交流の広場「微笑苑」 No.002 素晴しき靴みがきの青年

ぜひ、長谷川如是閑さんという人のエピソードを紹介させてください。

長谷川さんは新聞社に務めていた人です。
六十年あまり前の敗戦の混乱期、人々の心もすさんでいた頃の話です。

ある日、長谷川さんが、東京のお茶の水駅に降りた時のこと、汚れていた靴をきれいにしようと見回すと、ちょうど駅前に靴みがきの青年がいました。
「みがいてくれ」と言って足を出すと、青年は「はい」と返事をして、ハケで靴の埃を払ってから言いました。
「旦那さん、すばらしい靴ですね。こんな皮は、今の日本にはありませんよ。
私の持っている靴墨を付けたら、せっかくの皮がかえって駄目になってしまいます。
どこかちゃんとした店に行かないと、この皮に付ける靴墨はありませんよ」と、なんと磨くのを断わったのです。

びっくりしたのは長谷川さんです。
断わられたのは始めて。
でも「そんなこと言わんで、僕は急ぐんだから、ちっともかまやせん。やってくれ」とたのみ ました。
でも青年は、「いや、私は靴みがきですが、自分の良心に恥じる仕事はできません。この皮には私の靴墨は付けられません」と言ってガンとして受けつけません。
それならと、長谷川さんはポケットから小銭を出して、「少ないが取っておいてくれ」と言うと、彼は、「私は仕事もしないのに、お金はいただけません」と、どうしても断わります。
仕方なく礼を言うと、長谷川さんは先を急ぎました。

でも、この靴みがきの青年のまっ正直な気持ちがうれしくてたまらなかったのです。
感激した長谷川さんは、さっそく翌朝の新聞に、『日本未だ亡びず』と題して、昨日の出来事を書き、「彼のような青年たちがいる限り、日本は大丈夫だ」と主張したのです。

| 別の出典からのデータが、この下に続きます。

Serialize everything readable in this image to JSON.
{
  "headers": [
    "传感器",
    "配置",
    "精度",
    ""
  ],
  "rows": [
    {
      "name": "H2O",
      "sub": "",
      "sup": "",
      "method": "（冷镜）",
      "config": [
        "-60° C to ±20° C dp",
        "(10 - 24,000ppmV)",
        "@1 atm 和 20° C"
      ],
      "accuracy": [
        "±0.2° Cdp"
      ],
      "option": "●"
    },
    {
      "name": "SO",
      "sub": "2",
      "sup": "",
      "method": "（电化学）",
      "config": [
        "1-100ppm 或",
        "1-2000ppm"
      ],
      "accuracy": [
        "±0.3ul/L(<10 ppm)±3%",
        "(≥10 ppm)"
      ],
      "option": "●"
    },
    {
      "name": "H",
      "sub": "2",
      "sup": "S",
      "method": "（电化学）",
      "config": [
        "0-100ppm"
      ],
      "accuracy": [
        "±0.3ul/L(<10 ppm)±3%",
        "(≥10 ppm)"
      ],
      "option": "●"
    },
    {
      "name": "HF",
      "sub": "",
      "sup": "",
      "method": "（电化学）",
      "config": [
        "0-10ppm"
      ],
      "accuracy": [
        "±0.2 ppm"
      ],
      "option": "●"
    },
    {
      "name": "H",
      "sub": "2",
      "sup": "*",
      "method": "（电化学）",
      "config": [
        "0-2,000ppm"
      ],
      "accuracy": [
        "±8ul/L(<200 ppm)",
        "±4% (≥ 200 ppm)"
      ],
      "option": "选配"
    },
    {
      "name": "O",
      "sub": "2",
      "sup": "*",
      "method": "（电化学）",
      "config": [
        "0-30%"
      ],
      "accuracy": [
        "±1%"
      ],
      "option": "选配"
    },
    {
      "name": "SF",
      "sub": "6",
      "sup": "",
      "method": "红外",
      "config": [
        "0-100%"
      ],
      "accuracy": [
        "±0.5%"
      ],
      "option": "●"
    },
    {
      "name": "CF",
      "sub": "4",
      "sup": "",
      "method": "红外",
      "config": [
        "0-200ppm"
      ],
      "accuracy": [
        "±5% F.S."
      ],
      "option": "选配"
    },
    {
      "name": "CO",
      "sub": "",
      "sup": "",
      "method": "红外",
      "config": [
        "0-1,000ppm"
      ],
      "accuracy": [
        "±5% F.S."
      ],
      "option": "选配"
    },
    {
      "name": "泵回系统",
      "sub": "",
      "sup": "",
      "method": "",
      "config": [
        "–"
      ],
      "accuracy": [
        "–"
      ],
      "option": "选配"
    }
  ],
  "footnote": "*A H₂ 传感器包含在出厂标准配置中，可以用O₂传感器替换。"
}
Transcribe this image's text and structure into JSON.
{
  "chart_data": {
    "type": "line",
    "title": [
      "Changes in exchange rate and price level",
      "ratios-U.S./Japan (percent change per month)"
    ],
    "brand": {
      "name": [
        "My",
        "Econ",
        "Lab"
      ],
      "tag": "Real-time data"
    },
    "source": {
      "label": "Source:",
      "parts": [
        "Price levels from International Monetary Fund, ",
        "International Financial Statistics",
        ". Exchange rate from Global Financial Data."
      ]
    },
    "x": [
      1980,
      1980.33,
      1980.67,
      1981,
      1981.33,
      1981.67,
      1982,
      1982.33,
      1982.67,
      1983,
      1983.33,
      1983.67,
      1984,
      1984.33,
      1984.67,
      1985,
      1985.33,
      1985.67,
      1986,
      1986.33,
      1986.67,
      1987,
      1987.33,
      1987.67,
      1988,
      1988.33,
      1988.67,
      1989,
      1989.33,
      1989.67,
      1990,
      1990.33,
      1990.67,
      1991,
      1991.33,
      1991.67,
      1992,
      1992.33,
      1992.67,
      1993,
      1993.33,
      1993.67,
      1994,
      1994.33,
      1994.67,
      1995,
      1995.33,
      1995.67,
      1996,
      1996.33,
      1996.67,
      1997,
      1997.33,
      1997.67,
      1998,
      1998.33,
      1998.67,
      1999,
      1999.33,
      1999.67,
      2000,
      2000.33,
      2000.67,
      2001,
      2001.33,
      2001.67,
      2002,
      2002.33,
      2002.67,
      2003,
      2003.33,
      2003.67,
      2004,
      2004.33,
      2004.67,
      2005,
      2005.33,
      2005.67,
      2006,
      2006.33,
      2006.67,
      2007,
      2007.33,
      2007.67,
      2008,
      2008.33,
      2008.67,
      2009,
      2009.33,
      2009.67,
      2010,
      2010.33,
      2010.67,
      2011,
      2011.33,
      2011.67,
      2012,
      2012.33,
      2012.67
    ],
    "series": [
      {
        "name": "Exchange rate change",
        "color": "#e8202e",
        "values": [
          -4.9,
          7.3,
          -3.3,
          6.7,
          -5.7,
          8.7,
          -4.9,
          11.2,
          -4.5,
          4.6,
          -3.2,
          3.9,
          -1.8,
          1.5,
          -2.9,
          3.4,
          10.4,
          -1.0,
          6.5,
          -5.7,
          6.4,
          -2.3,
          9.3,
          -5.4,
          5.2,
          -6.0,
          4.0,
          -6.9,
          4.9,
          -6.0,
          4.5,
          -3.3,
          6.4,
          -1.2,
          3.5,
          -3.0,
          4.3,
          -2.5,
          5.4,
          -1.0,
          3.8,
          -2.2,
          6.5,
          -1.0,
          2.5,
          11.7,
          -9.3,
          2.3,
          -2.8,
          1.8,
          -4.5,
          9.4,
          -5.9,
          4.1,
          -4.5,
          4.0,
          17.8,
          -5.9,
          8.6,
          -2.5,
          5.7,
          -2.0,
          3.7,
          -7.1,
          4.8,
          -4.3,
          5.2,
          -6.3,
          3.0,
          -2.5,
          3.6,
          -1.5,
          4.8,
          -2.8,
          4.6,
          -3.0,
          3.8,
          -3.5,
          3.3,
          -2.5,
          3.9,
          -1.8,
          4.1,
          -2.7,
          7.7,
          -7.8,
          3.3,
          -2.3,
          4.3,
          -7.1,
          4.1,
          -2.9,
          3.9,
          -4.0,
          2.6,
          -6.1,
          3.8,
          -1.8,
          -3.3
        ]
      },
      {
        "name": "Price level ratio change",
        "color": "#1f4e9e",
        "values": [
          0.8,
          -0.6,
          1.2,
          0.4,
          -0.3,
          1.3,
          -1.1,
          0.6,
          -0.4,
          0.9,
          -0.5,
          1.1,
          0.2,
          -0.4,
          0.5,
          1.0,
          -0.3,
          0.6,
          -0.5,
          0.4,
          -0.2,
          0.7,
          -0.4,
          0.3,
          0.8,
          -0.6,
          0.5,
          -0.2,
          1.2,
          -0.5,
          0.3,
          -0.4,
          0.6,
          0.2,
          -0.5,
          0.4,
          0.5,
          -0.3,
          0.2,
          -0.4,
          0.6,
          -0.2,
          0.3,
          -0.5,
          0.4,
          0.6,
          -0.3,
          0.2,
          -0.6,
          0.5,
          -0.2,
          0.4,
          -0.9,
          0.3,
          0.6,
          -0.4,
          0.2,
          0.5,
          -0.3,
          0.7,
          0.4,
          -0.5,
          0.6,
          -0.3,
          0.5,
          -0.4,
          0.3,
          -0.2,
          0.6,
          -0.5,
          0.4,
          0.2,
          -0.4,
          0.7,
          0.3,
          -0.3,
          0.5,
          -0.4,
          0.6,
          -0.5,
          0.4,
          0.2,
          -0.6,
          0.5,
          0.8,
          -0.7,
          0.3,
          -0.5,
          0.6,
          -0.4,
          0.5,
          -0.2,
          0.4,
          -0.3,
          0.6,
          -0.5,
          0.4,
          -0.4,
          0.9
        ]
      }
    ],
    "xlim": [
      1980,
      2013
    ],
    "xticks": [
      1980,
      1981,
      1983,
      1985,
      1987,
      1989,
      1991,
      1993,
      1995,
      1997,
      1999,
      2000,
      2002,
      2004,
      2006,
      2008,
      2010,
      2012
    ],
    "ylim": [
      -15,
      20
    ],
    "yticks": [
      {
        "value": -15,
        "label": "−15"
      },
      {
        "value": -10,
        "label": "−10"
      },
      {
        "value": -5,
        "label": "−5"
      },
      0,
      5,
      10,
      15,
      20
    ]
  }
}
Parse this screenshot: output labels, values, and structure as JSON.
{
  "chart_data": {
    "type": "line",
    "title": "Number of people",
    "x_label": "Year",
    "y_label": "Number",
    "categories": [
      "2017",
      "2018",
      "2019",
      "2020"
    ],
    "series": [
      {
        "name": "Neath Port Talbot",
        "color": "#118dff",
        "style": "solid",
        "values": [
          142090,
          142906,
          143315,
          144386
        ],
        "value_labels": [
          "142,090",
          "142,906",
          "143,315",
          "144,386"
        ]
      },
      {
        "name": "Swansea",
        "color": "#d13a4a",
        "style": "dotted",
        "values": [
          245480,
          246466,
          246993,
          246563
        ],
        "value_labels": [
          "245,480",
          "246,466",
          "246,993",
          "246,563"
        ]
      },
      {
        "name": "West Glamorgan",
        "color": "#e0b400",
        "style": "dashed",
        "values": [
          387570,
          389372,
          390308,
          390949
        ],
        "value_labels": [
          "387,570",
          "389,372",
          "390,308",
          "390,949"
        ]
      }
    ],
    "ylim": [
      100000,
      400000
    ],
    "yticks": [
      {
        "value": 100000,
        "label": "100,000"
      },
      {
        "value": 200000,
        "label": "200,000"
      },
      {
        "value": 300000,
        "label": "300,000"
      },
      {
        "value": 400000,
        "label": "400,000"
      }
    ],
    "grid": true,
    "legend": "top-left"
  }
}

ところで、二、三日経った日のこと、一人の大学生が長谷川さんに面会に来ました。
よく見るとあの靴みがきの青年です。
彼はあの記事の載った新聞を、できるだけたくさん買うと、自分のこととは一切言わず、靴みがきの集まりで読ませたそうです。

そして、靴みがきの仲間のこんな行いもニュースになるんだ。
みんなも負けない様、日本再建のためにも頑張ろうと訴えると、皆が涙を流して「やろうやろう」と誓ってくれたというのです。
長谷川さんは、またまた感激し、これを記事にしました。

良心に恥じない勇気のある行いを、お経の言葉では「勇猛精進(ゆうみょうしょうじん)」と言います。

この青年の行いを、きっと仏さまも、ほほえんで見ておられたことでしょう。